Poetry is important. It holds truths that cannot be expressed in any other way; it offers a mode of expression which is an alternative and a compliment to prose writing. This allows learners to experiment with language and to see the importance of metaphor and precise lexis in our lives. Furthermore, poetry helps learners to dissect and play with language and thus poetry contributes to an understanding of ourselves and the world around us. Reading and writing poetry stretches student’s abilities by demanding that all of a word’s possible meanings are considered, profound experiences are dealt with, and powerful complex emotions confronted. Most of all, poetry opens up learners’ minds to the pleasures of rhythm, imagery and language results in a much more sophisticated appreciation of communication. It is because, poetry embodies such sophistication of language that it is central to English teaching and also, stretches the abilities of even the most able learners (Dean 2001; Thomas 2003).
Yet, poetry’s dynamic potential is rarely tapped at Key Stage 4(KS4). According to the
Ofsted report on the teaching of poetry (2007:6)
At GCSE level, the amount of poetry to be studied often had a negative
impact on teachers’ approaches and pupils’ responses. Very few pupils
wrote poems in English lessons during their GCSE course. In general,
pupils’ experience of poetry did not prepare them well for
A-level study in English literature.
The problems associated with the teaching of poetry do not seem to apply to other forms of writing. The report makes it clear that, even in schools where English teaching was generally of a high standard, the teaching of poetry was of a lower standard than other areas of teaching. Whereas teachers of English do not seem to have any problem in setting about teaching the components of a good short story, a letter, article or review, they falter when faced with teaching and assessing poetry. A secondary school teacher I interviewed commented that:
I know where I am with other types of writing but, with poetry I am
impressed with much of the writing done and I don’t know how to help.
What is even worse I don’t know how to assess my learners’ efforts. If
anything, I discourage learners from entering such writing for any
His responses are in keeping with Ofsted’s findings that teachers lack confidence in such
assessment and, find it difficult to offer meaningful advice. This lack of confidence has led to a
steady erosion of opportunities to write poetry post Key Stage 3 (KS3).
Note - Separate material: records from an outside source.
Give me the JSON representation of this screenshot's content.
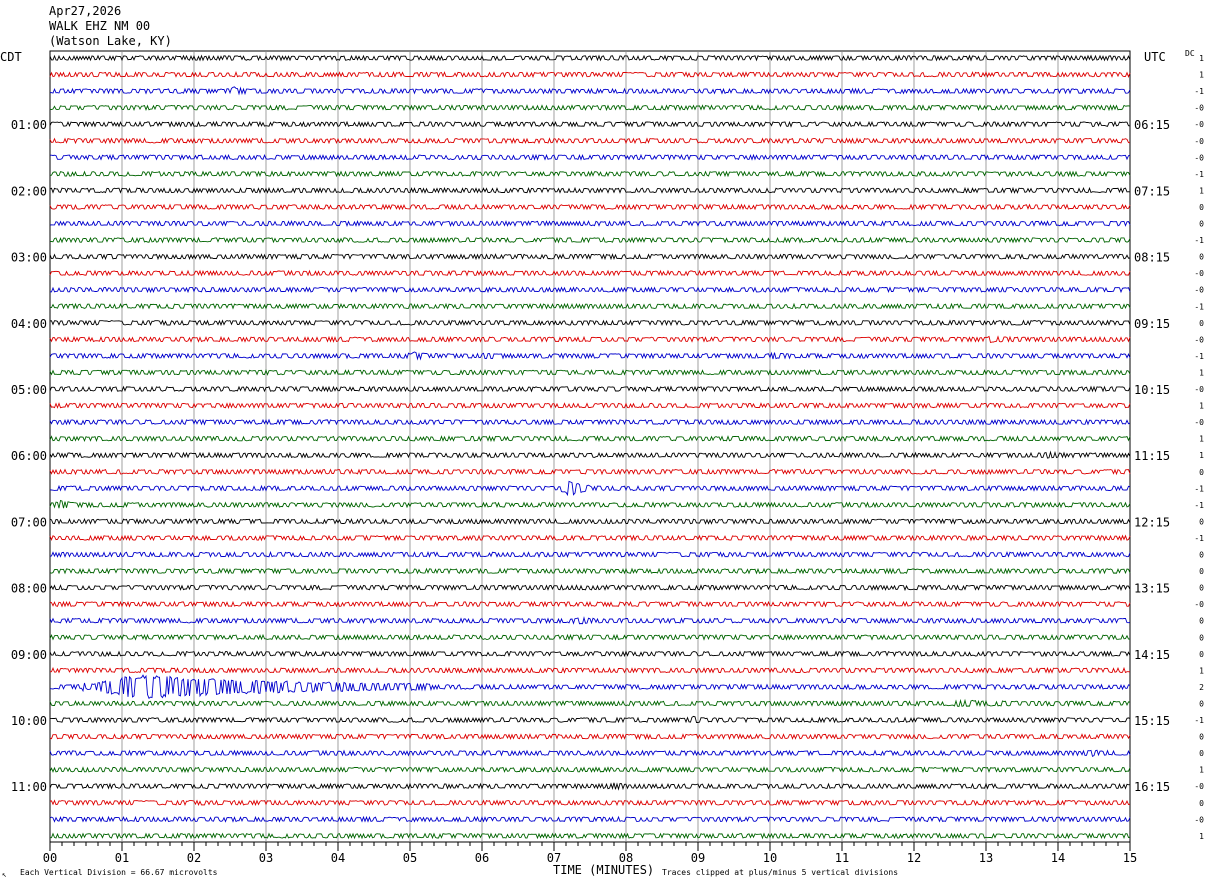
{
  "header": {
    "date": "Apr27,2026",
    "station": "WALK EHZ NM 00",
    "location": "(Watson Lake, KY)"
  },
  "left_tz": "CDT",
  "right_tz": "UTC",
  "dc_label": "DC",
  "footer": {
    "scale_note": "Each Vertical Division =   66.67 microvolts",
    "xlabel": "TIME (MINUTES)",
    "clip_note": "Traces clipped at plus/minus 5 vertical divisions",
    "corner_mark": "↖"
  },
  "colors": [
    "#000000",
    "#dd0000",
    "#0000cc",
    "#006400"
  ],
  "chart_data": {
    "type": "line",
    "description_source": "helicorder seismogram, 15-minute lines",
    "x_ticks": [
      "00",
      "01",
      "02",
      "03",
      "04",
      "05",
      "06",
      "07",
      "08",
      "09",
      "10",
      "11",
      "12",
      "13",
      "14",
      "15"
    ],
    "x_range": [
      0,
      15
    ],
    "xlabel": "TIME (MINUTES)",
    "traces_per_hour": 4,
    "trace_count": 48,
    "left_hour_labels": [
      "01:00",
      "02:00",
      "03:00",
      "04:00",
      "05:00",
      "06:00",
      "07:00",
      "08:00",
      "09:00",
      "10:00",
      "11:00"
    ],
    "right_hour_labels": [
      "06:15",
      "07:15",
      "08:15",
      "09:15",
      "10:15",
      "11:15",
      "12:15",
      "13:15",
      "14:15",
      "15:15",
      "16:15"
    ],
    "dc_offsets": [
      "1",
      "1",
      "-1",
      "-0",
      "-0",
      "-0",
      "-0",
      "-1",
      "1",
      "0",
      "0",
      "-1",
      "0",
      "-0",
      "-0",
      "-1",
      "0",
      "-0",
      "-1",
      "1",
      "-0",
      "1",
      "-0",
      "1",
      "1",
      "0",
      "-1",
      "-1",
      "0",
      "-1",
      "0",
      "0",
      "0",
      "-0",
      "0",
      "0",
      "0",
      "1",
      "2",
      "0",
      "-1",
      "0",
      "0",
      "1",
      "-0",
      "0",
      "-0",
      "1"
    ],
    "events": [
      {
        "trace": 2,
        "minute": 2.5,
        "amp": 1.2,
        "dur": 0.25
      },
      {
        "trace": 18,
        "minute": 5.0,
        "amp": 0.8,
        "dur": 0.4
      },
      {
        "trace": 18,
        "minute": 6.0,
        "amp": 0.6,
        "dur": 0.3
      },
      {
        "trace": 18,
        "minute": 10.0,
        "amp": 0.7,
        "dur": 0.3
      },
      {
        "trace": 17,
        "minute": 13.0,
        "amp": 0.6,
        "dur": 0.4
      },
      {
        "trace": 26,
        "minute": 7.15,
        "amp": 3.5,
        "dur": 0.35
      },
      {
        "trace": 27,
        "minute": 0.1,
        "amp": 1.6,
        "dur": 0.25
      },
      {
        "trace": 24,
        "minute": 13.8,
        "amp": 0.8,
        "dur": 0.3
      },
      {
        "trace": 34,
        "minute": 7.3,
        "amp": 0.8,
        "dur": 0.3
      },
      {
        "trace": 38,
        "minute": 0.5,
        "amp": 5.0,
        "dur": 4.8
      },
      {
        "trace": 39,
        "minute": 12.5,
        "amp": 0.6,
        "dur": 1.0
      },
      {
        "trace": 40,
        "minute": 8.9,
        "amp": 1.0,
        "dur": 0.2
      },
      {
        "trace": 42,
        "minute": 14.4,
        "amp": 0.8,
        "dur": 0.3
      },
      {
        "trace": 44,
        "minute": 7.8,
        "amp": 0.9,
        "dur": 0.2
      }
    ]
  }
}
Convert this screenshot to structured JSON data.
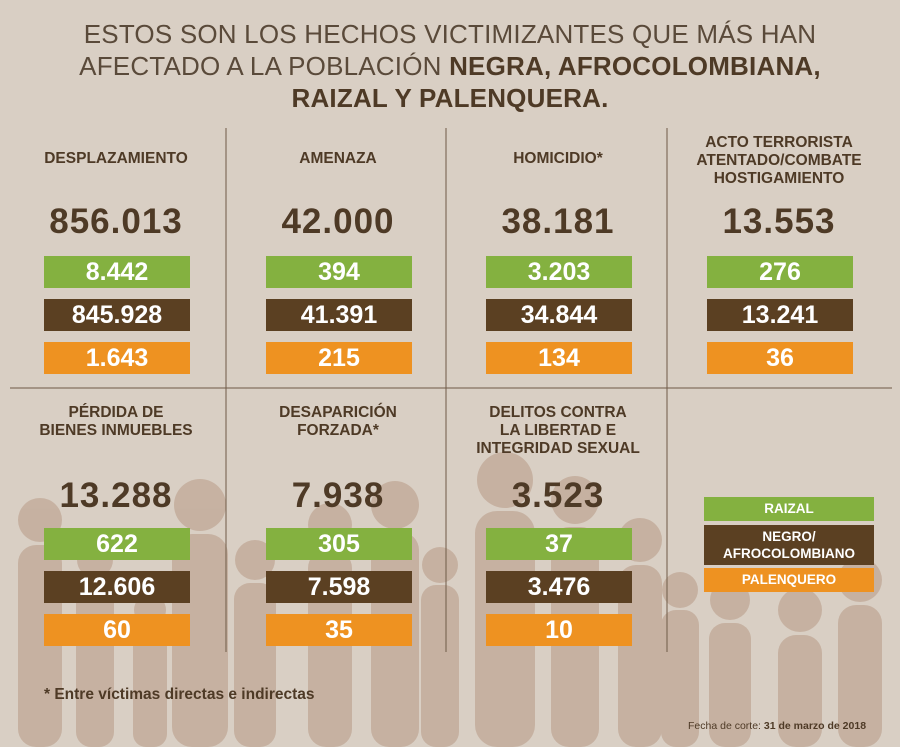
{
  "title": {
    "line1": "ESTOS SON LOS HECHOS VICTIMIZANTES QUE MÁS HAN",
    "line2_regular": "AFECTADO A LA POBLACIÓN",
    "line2_bold": "NEGRA, AFROCOLOMBIANA,",
    "line3_bold": "RAIZAL Y PALENQUERA."
  },
  "chart_data": {
    "type": "table",
    "categories": [
      "DESPLAZAMIENTO",
      "AMENAZA",
      "HOMICIDIO*",
      "ACTO TERRORISTA ATENTADO/COMBATE HOSTIGAMIENTO",
      "PÉRDIDA DE BIENES INMUEBLES",
      "DESAPARICIÓN FORZADA*",
      "DELITOS CONTRA LA LIBERTAD E INTEGRIDAD SEXUAL"
    ],
    "cells": [
      {
        "label_lines": [
          "DESPLAZAMIENTO"
        ],
        "total": "856.013",
        "raizal": "8.442",
        "negro": "845.928",
        "palenquero": "1.643"
      },
      {
        "label_lines": [
          "AMENAZA"
        ],
        "total": "42.000",
        "raizal": "394",
        "negro": "41.391",
        "palenquero": "215"
      },
      {
        "label_lines": [
          "HOMICIDIO*"
        ],
        "total": "38.181",
        "raizal": "3.203",
        "negro": "34.844",
        "palenquero": "134"
      },
      {
        "label_lines": [
          "ACTO TERRORISTA",
          "ATENTADO/COMBATE",
          "HOSTIGAMIENTO"
        ],
        "total": "13.553",
        "raizal": "276",
        "negro": "13.241",
        "palenquero": "36"
      },
      {
        "label_lines": [
          "PÉRDIDA DE",
          "BIENES INMUEBLES"
        ],
        "total": "13.288",
        "raizal": "622",
        "negro": "12.606",
        "palenquero": "60"
      },
      {
        "label_lines": [
          "DESAPARICIÓN",
          "FORZADA*"
        ],
        "total": "7.938",
        "raizal": "305",
        "negro": "7.598",
        "palenquero": "35"
      },
      {
        "label_lines": [
          "DELITOS CONTRA",
          "LA LIBERTAD E",
          "INTEGRIDAD SEXUAL"
        ],
        "total": "3.523",
        "raizal": "37",
        "negro": "3.476",
        "palenquero": "10"
      }
    ],
    "series": [
      {
        "name": "RAIZAL",
        "color": "#84b140"
      },
      {
        "name": "NEGRO/ AFROCOLOMBIANO",
        "color": "#5b4022"
      },
      {
        "name": "PALENQUERO",
        "color": "#ee9221"
      }
    ]
  },
  "legend": {
    "raizal": "RAIZAL",
    "negro_line1": "NEGRO/",
    "negro_line2": "AFROCOLOMBIANO",
    "palenquero": "PALENQUERO"
  },
  "footnote": "* Entre víctimas directas e indirectas",
  "date": {
    "label": "Fecha de corte:",
    "value": "31 de marzo de 2018"
  },
  "colors": {
    "background": "#d9cfc4",
    "raizal": "#84b140",
    "negro": "#5b4022",
    "palenquero": "#ee9221",
    "text": "#4e3a26"
  }
}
Teachers tend to cite the demands of examination syllabi as a reason for not developing poetry writing post-13.We need to challenge this view. No English teacher would dream of stating that only those with a specific talent for writing stories or letters should be expected to write them but, there are those who would limit writing poetry so that only those who could write it with ease had the opportunity to develop poetic skills. That was exactly the sentiment expressed by an examiner who commented that:
in assessment terms writing in this genre is only beneficial to those with
highly developed skills in this area.
It is difficult to ascertain how learners achieve ‘highly developed skills’ in poetry without specialist teaching or without that writing being recognized as embodying higher order thinking.
Although, it would seem strange to learn music without ever making music, or to study art and never make any representation, it is commonplace for learners to study poetry and have few, if any opportunities to create their own poems. Poetry’s sophisticated and complex mode of expression, its refinement of language and its dependence on precision of meaning, offer opportunities for student’s to grow in linguistic expertise and understanding.
Poetry writing is a creative process and shares some common features with other creative acts. In teaching poetry writing, it is inevitable that a method of operation will emerge; a pattern of behaviour, whereby an idea is taken from first thoughts to completed action. Some of these characteristics, such as brain-storming, gestating, polishing etc. are common to all creative activity. Furthermore, writing poetry not only involves communication skills but, may offer opportunities for elements of other key skills to emerge, such as critical thinking and digital literacy in presenting poetry in a modern context.
Writing poetry is a discipline which can have an effect on the whole person, providing a sense of achievement and long-term interest in language. Learners benefit from being taught the rudiments of poetry and its key features so that when they write, they have access to a whole range of techniques in order to make meaning. These strategies result in learners producing stunning and superb imagery and fluent, often original writing. In so doing, learners can experience the joy of creation and develop creative, flexible minds, unafraid of challenge or uncertainty and ready to cope with paradox, ambiguity and complexity. Educationists and examination boards are in danger of reducing the study of language to something impoverished and pedantic; they mistake knowing things about language with the ability to use language in all its glorious complexity. Most of all, learners need to be shown the pleasure of self-expression and the centrality of poetry within the English subject area. In poetry, as in other areas of the curriculum, learners do not learn by just being told about poetry. It is by learning practices linked to learners’ lives and experiences that they make writing poetry their own. The best strategies for teaching poetry writing are student-centered, consistent, rooted in good classroom practice and based on the fundamental principle that poetry matters and that the reading and writing of it, is pleasurable.